Al meterse en los nudos mismos de su escritura, esa que relata el norte grande, Hernán Rivera Letelier toma un respiro y, como el Longino tras haber parado en una estación en la Pampa, sigue: “Lo que hago es contar historias que yo viví, no tal cual, sino cómo me hubiera gustado que hubieran sido. Una historia real hay que hacerla novelística. Un viejo sentado en una piedra en el desierto contemplando una lagartija es un hecho común y corriente, pero si se usa un lenguaje adecuado, lo conviertes en una imagen mágica”.
De la muerte y el Premio Nacional
¿Cómo ha estado su salud tras los infartos de 2019 y el Parkinson?
Por lo menos estoy. Cuando me preguntan, siempre digo eso. Los dos infartos fueron muy complicados. Lo que me estropea más es el Parkinson, me afecta el sueño y me dificulta el hablar. Yo siempre he dicho que el escritor ideal debiera ser mudo y yo voy en camino a la perfección.
¿Le tiene miedo a la muerte?
Le tenía rabia, porque habían muchos proyectos que aún tenía sin hacer.

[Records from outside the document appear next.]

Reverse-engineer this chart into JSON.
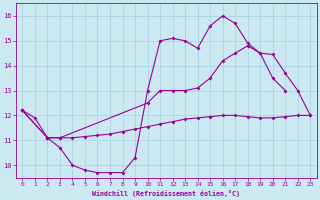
{
  "xlabel": "Windchill (Refroidissement éolien,°C)",
  "background_color": "#cce8f0",
  "grid_color": "#99ccdd",
  "line_color": "#990099",
  "xlim": [
    -0.5,
    23.5
  ],
  "ylim": [
    9.5,
    16.5
  ],
  "xticks": [
    0,
    1,
    2,
    3,
    4,
    5,
    6,
    7,
    8,
    9,
    10,
    11,
    12,
    13,
    14,
    15,
    16,
    17,
    18,
    19,
    20,
    21,
    22,
    23
  ],
  "yticks": [
    10,
    11,
    12,
    13,
    14,
    15,
    16
  ],
  "line1_x": [
    0,
    1,
    2,
    3,
    4,
    5,
    6,
    7,
    8,
    9,
    10,
    11,
    12,
    13,
    14,
    15,
    16,
    17,
    18,
    19,
    20,
    21
  ],
  "line1_y": [
    12.2,
    11.9,
    11.1,
    10.7,
    10.0,
    9.8,
    9.7,
    9.7,
    9.7,
    10.3,
    13.0,
    15.0,
    15.1,
    15.0,
    14.7,
    15.6,
    16.0,
    15.7,
    14.9,
    14.5,
    13.5,
    13.0
  ],
  "line2_x": [
    0,
    2,
    3,
    10,
    11,
    12,
    13,
    14,
    15,
    16,
    17,
    18,
    19,
    20,
    21,
    22,
    23
  ],
  "line2_y": [
    12.2,
    11.1,
    11.1,
    12.5,
    13.0,
    13.0,
    13.0,
    13.1,
    13.5,
    14.2,
    14.5,
    14.8,
    14.5,
    14.45,
    13.7,
    13.0,
    12.0
  ],
  "line3_x": [
    0,
    2,
    3,
    4,
    5,
    6,
    7,
    8,
    9,
    10,
    11,
    12,
    13,
    14,
    15,
    16,
    17,
    18,
    19,
    20,
    21,
    22,
    23
  ],
  "line3_y": [
    12.2,
    11.1,
    11.1,
    11.1,
    11.15,
    11.2,
    11.25,
    11.35,
    11.45,
    11.55,
    11.65,
    11.75,
    11.85,
    11.9,
    11.95,
    12.0,
    12.0,
    11.95,
    11.9,
    11.9,
    11.95,
    12.0,
    12.0
  ]
}
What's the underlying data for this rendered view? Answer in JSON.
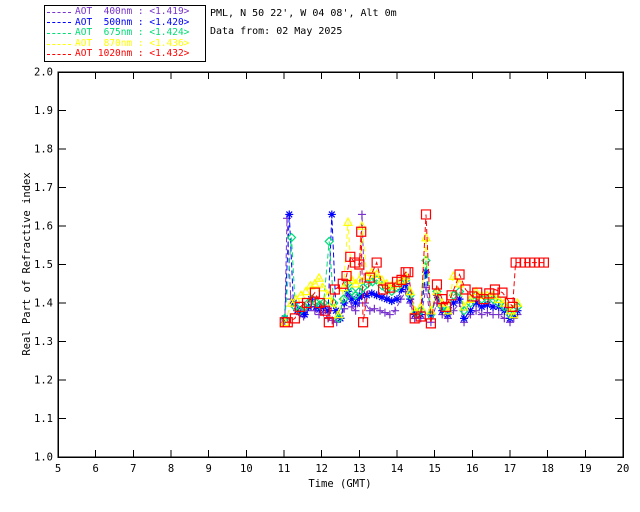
{
  "header": {
    "title_line1": "PML, N 50 22', W 04 08', Alt 0m",
    "title_line2": "Data from: 02 May 2025"
  },
  "colors": {
    "background": "#ffffff",
    "axis": "#000000",
    "text": "#000000",
    "aot400": "#7733CC",
    "aot500": "#0000FF",
    "aot675": "#00DD77",
    "aot870": "#FFFF00",
    "aot1020": "#FF0000"
  },
  "chart_data": {
    "type": "line",
    "title": "",
    "xlabel": "Time (GMT)",
    "ylabel": "Real Part of Refractive index",
    "xlim": [
      5,
      20
    ],
    "ylim": [
      1.0,
      2.0
    ],
    "grid": false,
    "legend_position": "top-left-outside",
    "xticks": [
      5,
      6,
      7,
      8,
      9,
      10,
      11,
      12,
      13,
      14,
      15,
      16,
      17,
      18,
      19,
      20
    ],
    "yticks": [
      "1.0",
      "1.1",
      "1.2",
      "1.3",
      "1.4",
      "1.5",
      "1.6",
      "1.7",
      "1.8",
      "1.9",
      "2.0"
    ],
    "series": [
      {
        "name": "AOT  400nm",
        "legend_value": "<1.419>",
        "color": "#7733CC",
        "marker": "plus",
        "marker_size": 4,
        "points": [
          [
            11.02,
            1.35
          ],
          [
            11.08,
            1.62
          ],
          [
            11.18,
            1.41
          ],
          [
            11.32,
            1.4
          ],
          [
            11.42,
            1.37
          ],
          [
            11.52,
            1.365
          ],
          [
            11.62,
            1.38
          ],
          [
            11.72,
            1.39
          ],
          [
            11.82,
            1.38
          ],
          [
            11.93,
            1.37
          ],
          [
            12.05,
            1.375
          ],
          [
            12.17,
            1.36
          ],
          [
            12.28,
            1.355
          ],
          [
            12.4,
            1.35
          ],
          [
            12.5,
            1.36
          ],
          [
            12.6,
            1.385
          ],
          [
            12.7,
            1.42
          ],
          [
            12.8,
            1.39
          ],
          [
            12.9,
            1.38
          ],
          [
            13.0,
            1.4
          ],
          [
            13.07,
            1.63
          ],
          [
            13.15,
            1.4
          ],
          [
            13.28,
            1.38
          ],
          [
            13.4,
            1.385
          ],
          [
            13.55,
            1.38
          ],
          [
            13.68,
            1.375
          ],
          [
            13.81,
            1.37
          ],
          [
            13.95,
            1.38
          ],
          [
            14.1,
            1.41
          ],
          [
            14.23,
            1.43
          ],
          [
            14.35,
            1.4
          ],
          [
            14.47,
            1.36
          ],
          [
            14.63,
            1.36
          ],
          [
            14.77,
            1.44
          ],
          [
            14.9,
            1.35
          ],
          [
            15.06,
            1.4
          ],
          [
            15.2,
            1.37
          ],
          [
            15.35,
            1.36
          ],
          [
            15.5,
            1.38
          ],
          [
            15.66,
            1.4
          ],
          [
            15.78,
            1.35
          ],
          [
            15.95,
            1.37
          ],
          [
            16.1,
            1.38
          ],
          [
            16.25,
            1.37
          ],
          [
            16.4,
            1.375
          ],
          [
            16.55,
            1.37
          ],
          [
            16.7,
            1.37
          ],
          [
            16.85,
            1.36
          ],
          [
            17.0,
            1.35
          ],
          [
            17.1,
            1.36
          ],
          [
            17.2,
            1.37
          ]
        ]
      },
      {
        "name": "AOT  500nm",
        "legend_value": "<1.420>",
        "color": "#0000FF",
        "marker": "asterisk",
        "marker_size": 4,
        "points": [
          [
            11.02,
            1.36
          ],
          [
            11.14,
            1.63
          ],
          [
            11.25,
            1.4
          ],
          [
            11.35,
            1.38
          ],
          [
            11.45,
            1.375
          ],
          [
            11.55,
            1.37
          ],
          [
            11.65,
            1.39
          ],
          [
            11.72,
            1.41
          ],
          [
            11.85,
            1.39
          ],
          [
            11.95,
            1.385
          ],
          [
            12.05,
            1.39
          ],
          [
            12.17,
            1.38
          ],
          [
            12.27,
            1.63
          ],
          [
            12.38,
            1.38
          ],
          [
            12.5,
            1.36
          ],
          [
            12.6,
            1.4
          ],
          [
            12.7,
            1.43
          ],
          [
            12.8,
            1.41
          ],
          [
            12.9,
            1.4
          ],
          [
            13.0,
            1.415
          ],
          [
            13.07,
            1.42
          ],
          [
            13.2,
            1.42
          ],
          [
            13.33,
            1.425
          ],
          [
            13.46,
            1.42
          ],
          [
            13.6,
            1.415
          ],
          [
            13.73,
            1.41
          ],
          [
            13.86,
            1.405
          ],
          [
            14.0,
            1.41
          ],
          [
            14.12,
            1.435
          ],
          [
            14.23,
            1.45
          ],
          [
            14.35,
            1.41
          ],
          [
            14.47,
            1.37
          ],
          [
            14.63,
            1.37
          ],
          [
            14.77,
            1.48
          ],
          [
            14.9,
            1.37
          ],
          [
            15.06,
            1.42
          ],
          [
            15.2,
            1.38
          ],
          [
            15.35,
            1.37
          ],
          [
            15.5,
            1.4
          ],
          [
            15.66,
            1.41
          ],
          [
            15.78,
            1.36
          ],
          [
            15.95,
            1.38
          ],
          [
            16.1,
            1.4
          ],
          [
            16.25,
            1.39
          ],
          [
            16.4,
            1.395
          ],
          [
            16.55,
            1.39
          ],
          [
            16.7,
            1.39
          ],
          [
            16.85,
            1.38
          ],
          [
            17.0,
            1.36
          ],
          [
            17.1,
            1.37
          ],
          [
            17.2,
            1.38
          ]
        ]
      },
      {
        "name": "AOT  675nm",
        "legend_value": "<1.424>",
        "color": "#00DD77",
        "marker": "diamond",
        "marker_size": 4,
        "points": [
          [
            11.02,
            1.36
          ],
          [
            11.2,
            1.57
          ],
          [
            11.3,
            1.39
          ],
          [
            11.42,
            1.38
          ],
          [
            11.55,
            1.39
          ],
          [
            11.65,
            1.4
          ],
          [
            11.75,
            1.41
          ],
          [
            11.85,
            1.4
          ],
          [
            11.95,
            1.395
          ],
          [
            12.05,
            1.4
          ],
          [
            12.2,
            1.56
          ],
          [
            12.32,
            1.4
          ],
          [
            12.45,
            1.36
          ],
          [
            12.58,
            1.41
          ],
          [
            12.7,
            1.45
          ],
          [
            12.8,
            1.43
          ],
          [
            12.9,
            1.42
          ],
          [
            13.0,
            1.43
          ],
          [
            13.1,
            1.44
          ],
          [
            13.22,
            1.45
          ],
          [
            13.35,
            1.455
          ],
          [
            13.46,
            1.46
          ],
          [
            13.6,
            1.445
          ],
          [
            13.73,
            1.435
          ],
          [
            13.86,
            1.43
          ],
          [
            14.0,
            1.44
          ],
          [
            14.12,
            1.455
          ],
          [
            14.23,
            1.46
          ],
          [
            14.35,
            1.42
          ],
          [
            14.5,
            1.375
          ],
          [
            14.63,
            1.38
          ],
          [
            14.77,
            1.51
          ],
          [
            14.9,
            1.37
          ],
          [
            15.06,
            1.43
          ],
          [
            15.2,
            1.39
          ],
          [
            15.35,
            1.38
          ],
          [
            15.5,
            1.42
          ],
          [
            15.66,
            1.43
          ],
          [
            15.78,
            1.38
          ],
          [
            15.95,
            1.4
          ],
          [
            16.1,
            1.42
          ],
          [
            16.25,
            1.41
          ],
          [
            16.4,
            1.41
          ],
          [
            16.55,
            1.41
          ],
          [
            16.7,
            1.4
          ],
          [
            16.85,
            1.39
          ],
          [
            17.0,
            1.37
          ],
          [
            17.1,
            1.38
          ],
          [
            17.2,
            1.39
          ]
        ]
      },
      {
        "name": "AOT  870nm",
        "legend_value": "<1.436>",
        "color": "#FFFF00",
        "marker": "triangle",
        "marker_size": 4,
        "points": [
          [
            11.02,
            1.35
          ],
          [
            11.2,
            1.4
          ],
          [
            11.32,
            1.41
          ],
          [
            11.45,
            1.42
          ],
          [
            11.58,
            1.43
          ],
          [
            11.7,
            1.445
          ],
          [
            11.82,
            1.45
          ],
          [
            11.93,
            1.465
          ],
          [
            12.03,
            1.44
          ],
          [
            12.17,
            1.42
          ],
          [
            12.28,
            1.4
          ],
          [
            12.45,
            1.37
          ],
          [
            12.58,
            1.44
          ],
          [
            12.7,
            1.61
          ],
          [
            12.8,
            1.46
          ],
          [
            12.9,
            1.45
          ],
          [
            13.0,
            1.46
          ],
          [
            13.07,
            1.6
          ],
          [
            13.2,
            1.47
          ],
          [
            13.33,
            1.48
          ],
          [
            13.46,
            1.475
          ],
          [
            13.6,
            1.46
          ],
          [
            13.73,
            1.45
          ],
          [
            13.86,
            1.445
          ],
          [
            14.0,
            1.45
          ],
          [
            14.12,
            1.46
          ],
          [
            14.23,
            1.47
          ],
          [
            14.35,
            1.43
          ],
          [
            14.47,
            1.38
          ],
          [
            14.63,
            1.39
          ],
          [
            14.77,
            1.57
          ],
          [
            14.9,
            1.38
          ],
          [
            15.06,
            1.43
          ],
          [
            15.2,
            1.4
          ],
          [
            15.35,
            1.38
          ],
          [
            15.5,
            1.47
          ],
          [
            15.66,
            1.45
          ],
          [
            15.78,
            1.39
          ],
          [
            15.95,
            1.41
          ],
          [
            16.1,
            1.43
          ],
          [
            16.25,
            1.42
          ],
          [
            16.4,
            1.42
          ],
          [
            16.55,
            1.42
          ],
          [
            16.7,
            1.41
          ],
          [
            16.85,
            1.4
          ],
          [
            17.0,
            1.38
          ],
          [
            17.1,
            1.37
          ],
          [
            17.2,
            1.4
          ]
        ]
      },
      {
        "name": "AOT 1020nm",
        "legend_value": "<1.432>",
        "color": "#FF0000",
        "marker": "square",
        "marker_size": 4.5,
        "points": [
          [
            11.02,
            1.35
          ],
          [
            11.1,
            1.35
          ],
          [
            11.29,
            1.36
          ],
          [
            11.42,
            1.39
          ],
          [
            11.61,
            1.4
          ],
          [
            11.82,
            1.427
          ],
          [
            11.95,
            1.4
          ],
          [
            12.09,
            1.38
          ],
          [
            12.19,
            1.35
          ],
          [
            12.35,
            1.435
          ],
          [
            12.56,
            1.45
          ],
          [
            12.66,
            1.47
          ],
          [
            12.76,
            1.52
          ],
          [
            12.88,
            1.505
          ],
          [
            13.0,
            1.5
          ],
          [
            13.05,
            1.585
          ],
          [
            13.1,
            1.35
          ],
          [
            13.28,
            1.466
          ],
          [
            13.46,
            1.505
          ],
          [
            13.63,
            1.435
          ],
          [
            13.81,
            1.44
          ],
          [
            14.0,
            1.455
          ],
          [
            14.12,
            1.46
          ],
          [
            14.23,
            1.48
          ],
          [
            14.3,
            1.48
          ],
          [
            14.47,
            1.36
          ],
          [
            14.63,
            1.365
          ],
          [
            14.77,
            1.63
          ],
          [
            14.9,
            1.347
          ],
          [
            15.06,
            1.448
          ],
          [
            15.2,
            1.41
          ],
          [
            15.3,
            1.39
          ],
          [
            15.45,
            1.42
          ],
          [
            15.66,
            1.474
          ],
          [
            15.82,
            1.435
          ],
          [
            16.0,
            1.417
          ],
          [
            16.13,
            1.427
          ],
          [
            16.3,
            1.41
          ],
          [
            16.45,
            1.425
          ],
          [
            16.6,
            1.435
          ],
          [
            16.8,
            1.427
          ],
          [
            17.0,
            1.4
          ],
          [
            17.07,
            1.39
          ],
          [
            17.15,
            1.505
          ],
          [
            17.28,
            1.505
          ],
          [
            17.4,
            1.505
          ],
          [
            17.53,
            1.505
          ],
          [
            17.65,
            1.505
          ],
          [
            17.78,
            1.505
          ],
          [
            17.9,
            1.505
          ]
        ]
      }
    ]
  }
}
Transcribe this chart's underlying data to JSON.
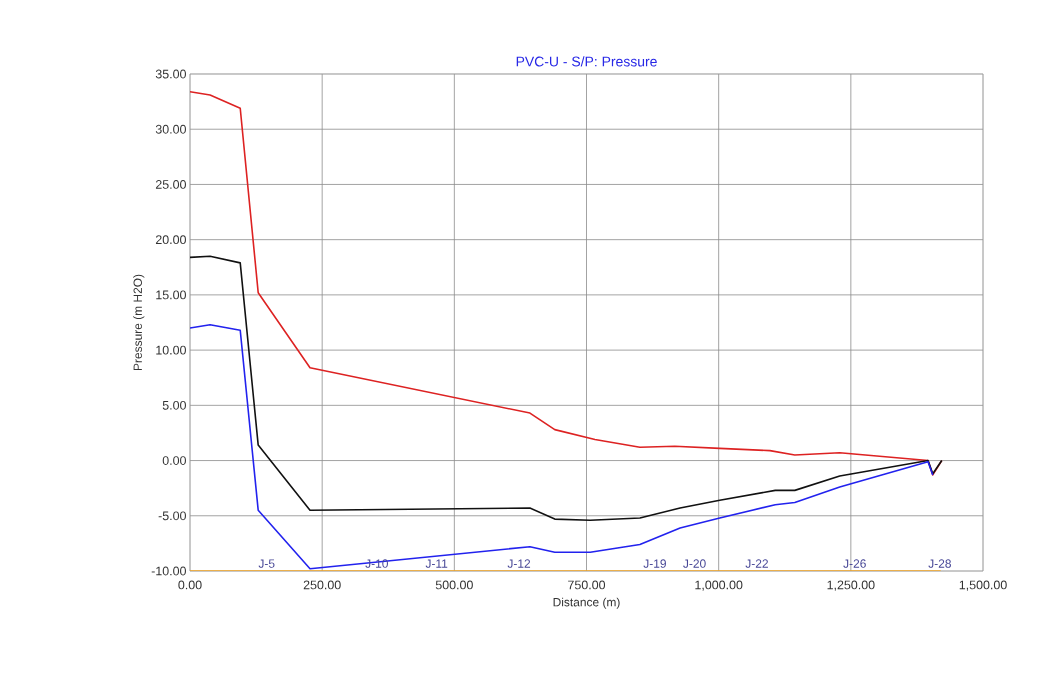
{
  "chart_data": {
    "type": "line",
    "title": "PVC-U  - S/P: Pressure",
    "xlabel": "Distance (m)",
    "ylabel": "Pressure (m H2O)",
    "xlim": [
      0,
      1500
    ],
    "ylim": [
      -10,
      35
    ],
    "xticks": [
      {
        "value": 0,
        "label": "0.00"
      },
      {
        "value": 250,
        "label": "250.00"
      },
      {
        "value": 500,
        "label": "500.00"
      },
      {
        "value": 750,
        "label": "750.00"
      },
      {
        "value": 1000,
        "label": "1,000.00"
      },
      {
        "value": 1250,
        "label": "1,250.00"
      },
      {
        "value": 1500,
        "label": "1,500.00"
      }
    ],
    "yticks": [
      {
        "value": -10,
        "label": "-10.00"
      },
      {
        "value": -5,
        "label": "-5.00"
      },
      {
        "value": 0,
        "label": "0.00"
      },
      {
        "value": 5,
        "label": "5.00"
      },
      {
        "value": 10,
        "label": "10.00"
      },
      {
        "value": 15,
        "label": "15.00"
      },
      {
        "value": 20,
        "label": "20.00"
      },
      {
        "value": 25,
        "label": "25.00"
      },
      {
        "value": 30,
        "label": "30.00"
      },
      {
        "value": 35,
        "label": "35.00"
      }
    ],
    "grid": true,
    "legend": false,
    "marker": "none",
    "line_style": "solid",
    "series": [
      {
        "color": "#f5a623",
        "x": [
          0,
          1420
        ],
        "values": [
          -10,
          -10
        ]
      },
      {
        "color": "#dd2222",
        "x": [
          0,
          38,
          95,
          129,
          227,
          643,
          690,
          766,
          851,
          917,
          1002,
          1097,
          1144,
          1229,
          1396,
          1405,
          1422
        ],
        "values": [
          33.4,
          33.1,
          31.9,
          15.2,
          8.4,
          4.3,
          2.8,
          1.9,
          1.2,
          1.3,
          1.1,
          0.9,
          0.5,
          0.7,
          0.0,
          -1.3,
          0.0
        ]
      },
      {
        "color": "#111111",
        "x": [
          0,
          38,
          95,
          129,
          227,
          643,
          690,
          757,
          851,
          927,
          1002,
          1107,
          1144,
          1229,
          1396,
          1405,
          1422
        ],
        "values": [
          18.4,
          18.5,
          17.9,
          1.4,
          -4.5,
          -4.3,
          -5.3,
          -5.4,
          -5.2,
          -4.3,
          -3.6,
          -2.7,
          -2.7,
          -1.4,
          0.0,
          -1.2,
          0.0
        ]
      },
      {
        "color": "#2222ee",
        "x": [
          0,
          38,
          95,
          129,
          227,
          643,
          690,
          757,
          851,
          927,
          1002,
          1107,
          1144,
          1229,
          1396,
          1405
        ],
        "values": [
          12.0,
          12.3,
          11.8,
          -4.5,
          -9.8,
          -7.8,
          -8.3,
          -8.3,
          -7.6,
          -6.1,
          -5.2,
          -4.0,
          -3.8,
          -2.4,
          -0.1,
          -1.3
        ]
      }
    ],
    "annotations": [
      {
        "text": "J-5",
        "x": 129,
        "y": -10
      },
      {
        "text": "J-10",
        "x": 331,
        "y": -10
      },
      {
        "text": "J-11",
        "x": 445,
        "y": -10
      },
      {
        "text": "J-12",
        "x": 600,
        "y": -10
      },
      {
        "text": "J-19",
        "x": 857,
        "y": -10
      },
      {
        "text": "J-20",
        "x": 932,
        "y": -10
      },
      {
        "text": "J-22",
        "x": 1050,
        "y": -10
      },
      {
        "text": "J-26",
        "x": 1235,
        "y": -10
      },
      {
        "text": "J-28",
        "x": 1396,
        "y": -10
      }
    ]
  }
}
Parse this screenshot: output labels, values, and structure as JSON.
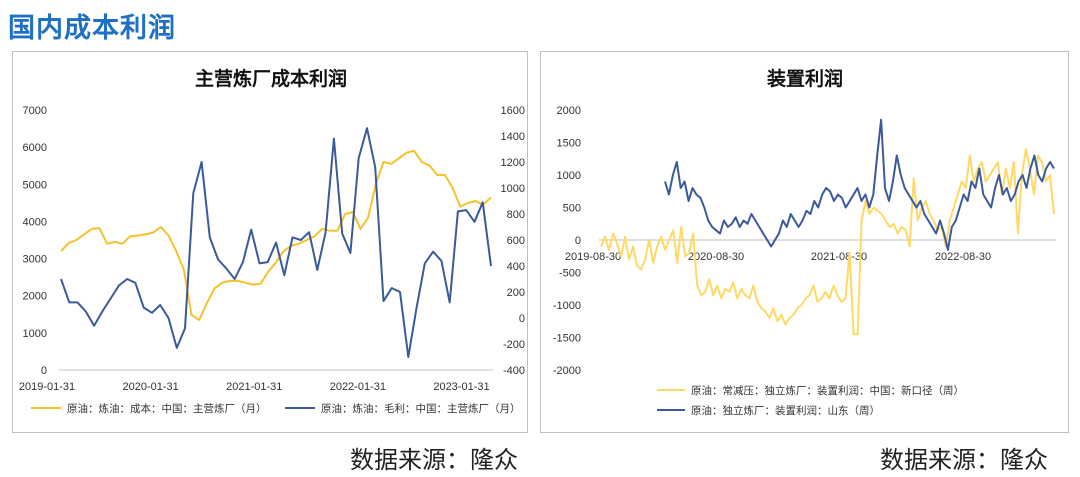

Pero después de los infartos creo que me reconcilié con ella, ahora la espero tranquilamente.
Junto con nombres como los de Antonio Gil y Ramón Díaz Eterovic, Rivera Letelier es uno de los postulantes al Premio Nacional de Literatura 2022. Al mencionárselo, tiene expectativas cautas, porque ya conoce la sensación amarga de la derrota en este aspecto. “Esta es la quinta vez que me postulan, es como buscarle la quinta pata al gato”, suelta como un refrán popular.
¿Cree que a usted se le debe el Premio Nacional de Literatura?
Siempre digo que tal vez no me lo merezca porque no tengo estudios, no tengo título, no hice ningún master. Pero creo que mi obra sí se lo merece, he llevado las historias del salitre, del desierto y la Pampa a casi todo el mundo.
Al terminar, se pone de pie, lentamente y se dirige afuera del hotel donde posará para unas fotos. Al pasar a nuestro lado, con la convicción de quien ha mirado a la muerte y ha zafado, dice: “Yo voy a escribir hasta que no pueda más. Tengo bosquejos de dos libros más”. Es que el narrador de la Pampa está lejos de tirar la toalla.